田島君は「大鎌でも持ってんじゃねぇ?」なんて言ってたけど、外回りメインの営業部員が大鎌なんか持ってるハズもない。
そもそも田島君も噂を聞いただけらしいから、死神の由来も何もよく知らないみたいだった。
そんな飲み会を経た連休明け、いよいよ営業3課での実地研修が本格的に始まった。
もう研修室には集まらない。社ビルの玄関ホールを通り抜けてエレベーターに乗ったら、研修室のある5階じゃなくて営業部のある3階へと直行、だ。
緊張しつつ廊下を歩き、営業3課のドアをくぐる。
「お、はようござい、ます」
小声でぼそぼそと挨拶しながらオレのデスクへと荷物を置くと、隣の人と目が合った。黒いスーツを着た男の先輩、金曜にはいなかった人、だ。
「おっ、お、はようご、ざい、ます。きょっ、きょっ、今日、から、お世話になる、三橋、ですっ」
ドモりまくりながら苗字を名乗り、深々と頭を下げる。
先輩は「おー」って短く言ったっきり、パソコン画面に視線を移して名前も教えてくれなかったけど、きっとこれから知る機会もいっぱいあるし。そんなに焦ったりはしなかった。
キョドリつつもデスクチェアを引き、遠慮がちに浅く座る。
慣れない部屋、慣れないデスク、オレ1人だけが異分子で、どうすればいいのか分かんない。
取り敢えず筆記具と研修ノートはカバンから出したけど、それ以外にどうすればいいのか、右も左も分かんない。朝礼の時に改めて紹介してくれるっていうから、それまで黙って静かに待つしかなさそうだった。
パソコン画面から目を逸らさず、カタカタカタカタと軽快にキーボードを叩く隣の先輩をちらりと見る。
営業3課は外回りメインだけど、事務処理とかその他、デスクワークも少なくはないんだって。
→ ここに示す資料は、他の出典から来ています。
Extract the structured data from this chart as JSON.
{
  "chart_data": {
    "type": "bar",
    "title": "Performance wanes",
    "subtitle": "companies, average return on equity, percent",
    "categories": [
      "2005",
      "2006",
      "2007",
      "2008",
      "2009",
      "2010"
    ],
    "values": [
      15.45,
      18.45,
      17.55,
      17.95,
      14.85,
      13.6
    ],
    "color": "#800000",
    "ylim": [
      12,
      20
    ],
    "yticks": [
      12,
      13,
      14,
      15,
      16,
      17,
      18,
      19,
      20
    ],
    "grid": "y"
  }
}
先輩がやってるのも、その1つなんだろうか?
営業職のデスクワークって、何だろう? 報告書とか、契約書? よく分かんないけど、手元のメモを時々ちらっと見るだけで、カタカタ高速で打ち込めるの結構スゴイ。なんか、デキる男って感じする。
ただ、先輩の目の下に黒々とクマができてるのには気になった。
寝不足かな? 栄養足りてる? それともこんなになるくらい、フィールドセールスって大変なの、か?